In the standout, and the most straightforward, Untitled #92, Sherman crouches. sweaty and dishevelled, clad in a tartan skirt, looking up in wide-eyed alarm. It’s a brilliant parody of – again – Hitchcock and a critique of the way some male directors get their kicks putting actresses in positions of threat. Yet if it’s feminist, Sherman is too sophisticated to make it too obvious.

Untitled #92, 1981 - Credit: Metro Pictures, New York/Courtesy of the artist 
Untitled #92, 1981 Credit: Metro Pictures, New York/Courtesy of the artist

In the Pink Robe series, 1982, she presents herself apparently au naturel, without make-up, swathed in an old dressing gown and looking at the camera for the first time. While some have assumed these show the “real” Cindy Sherman, you get a sense that she’s double-bluffing, that it’s just more role-play, and while she looks towards us, she carefully – and significantly – never quite meets our gaze.

From here on, Sherman’s career progresses in a succession of themed projects that become glossier and more richly detailed. In a range of old master pastiches, from 1988, she’s seen in roles from a Holbeinesque bearded merchant to Raphael beauty with prosthetic breasts, while her Fairy Tales, 1985, in which she appears variously with bleeding mouth and with a prosthetic pig’s features are actually pretty silly.

In her later works, she addresses the ever more contested and adaptable nature of the female physiognomy. A cruel series purporting to be publicity shots for fading actresses, in 2000, employs so much make-up you start to wonder what’s flesh and what’s a mask, while in her spectacular Society Portraits, 2008, we’re offered the odd spectacle of an impersonation of the sort of women who have cosmetic surgery as a matter of course, by a woman who hasn’t – or so we, perhaps naively, assume. Technically extraordinary though these later works are, they have an almost caricatured theatricality. They tell us a little too much what to think.
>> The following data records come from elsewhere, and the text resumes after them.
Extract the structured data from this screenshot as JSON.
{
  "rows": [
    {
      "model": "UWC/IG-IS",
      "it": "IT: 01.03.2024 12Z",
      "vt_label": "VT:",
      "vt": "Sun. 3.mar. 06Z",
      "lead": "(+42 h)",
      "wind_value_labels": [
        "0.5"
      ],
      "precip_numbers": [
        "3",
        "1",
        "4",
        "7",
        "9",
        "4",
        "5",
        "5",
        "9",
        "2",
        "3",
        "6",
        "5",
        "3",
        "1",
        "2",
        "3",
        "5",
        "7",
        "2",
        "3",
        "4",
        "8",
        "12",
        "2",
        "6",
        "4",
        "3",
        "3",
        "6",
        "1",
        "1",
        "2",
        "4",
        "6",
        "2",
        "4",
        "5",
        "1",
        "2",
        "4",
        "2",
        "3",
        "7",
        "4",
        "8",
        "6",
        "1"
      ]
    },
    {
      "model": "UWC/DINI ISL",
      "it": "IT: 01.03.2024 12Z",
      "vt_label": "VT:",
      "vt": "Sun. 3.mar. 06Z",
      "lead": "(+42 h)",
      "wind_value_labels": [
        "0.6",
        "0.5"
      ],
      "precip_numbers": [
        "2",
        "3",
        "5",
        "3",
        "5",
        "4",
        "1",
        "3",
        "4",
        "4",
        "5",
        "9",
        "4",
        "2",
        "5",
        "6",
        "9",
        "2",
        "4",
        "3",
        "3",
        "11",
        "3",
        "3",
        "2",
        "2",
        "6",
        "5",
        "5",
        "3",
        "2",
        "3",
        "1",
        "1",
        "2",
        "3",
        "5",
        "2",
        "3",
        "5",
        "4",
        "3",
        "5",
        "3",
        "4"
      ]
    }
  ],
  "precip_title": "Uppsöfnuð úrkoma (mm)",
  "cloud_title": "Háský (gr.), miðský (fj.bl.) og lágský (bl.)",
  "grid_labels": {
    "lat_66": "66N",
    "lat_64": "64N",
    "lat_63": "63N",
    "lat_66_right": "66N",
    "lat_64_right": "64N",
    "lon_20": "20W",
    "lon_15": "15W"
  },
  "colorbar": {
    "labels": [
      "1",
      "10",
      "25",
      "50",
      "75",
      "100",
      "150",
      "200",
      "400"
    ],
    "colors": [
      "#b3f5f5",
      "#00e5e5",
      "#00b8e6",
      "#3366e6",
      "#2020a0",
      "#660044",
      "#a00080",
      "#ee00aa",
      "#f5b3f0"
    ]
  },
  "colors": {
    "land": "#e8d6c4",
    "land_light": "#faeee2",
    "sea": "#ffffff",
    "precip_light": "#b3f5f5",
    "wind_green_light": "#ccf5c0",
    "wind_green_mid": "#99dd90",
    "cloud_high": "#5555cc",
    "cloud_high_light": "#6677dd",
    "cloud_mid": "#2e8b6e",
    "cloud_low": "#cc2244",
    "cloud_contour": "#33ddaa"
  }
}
Untitled #466, 2008 - Credit: Metro Pictures, New York/Courtesy of the artist
Untitled #466, 2008 Credit: Metro Pictures, New York/Courtesy of the artist

Perhaps the most telling of her works were produced in the mid-Eighties, as adverts for garments by high fashion brands. While Sherman sought to subvert traditional notions of glamour by wearing couture in contradictory roles – as a wasted outsider, a deformed woman and a dominatrix – the fashion houses eagerly embraced her perverse vision. Indeed, since she started out, the worlds of fashion, style and pop have plundered contemporary art so relentlessly – and Sherman’s work perhaps most of all – that it can be difficult, at this distance, to discern how original her best works are.

Still, it’s hardly Sherman’s fault if the rest of the world has endlessly copied and co-opted her style. It’s a testament to her brilliance that you leave this highly entertaining exhibition still guessing about whether you’ve learnt everything or nothing about this remarkable artist.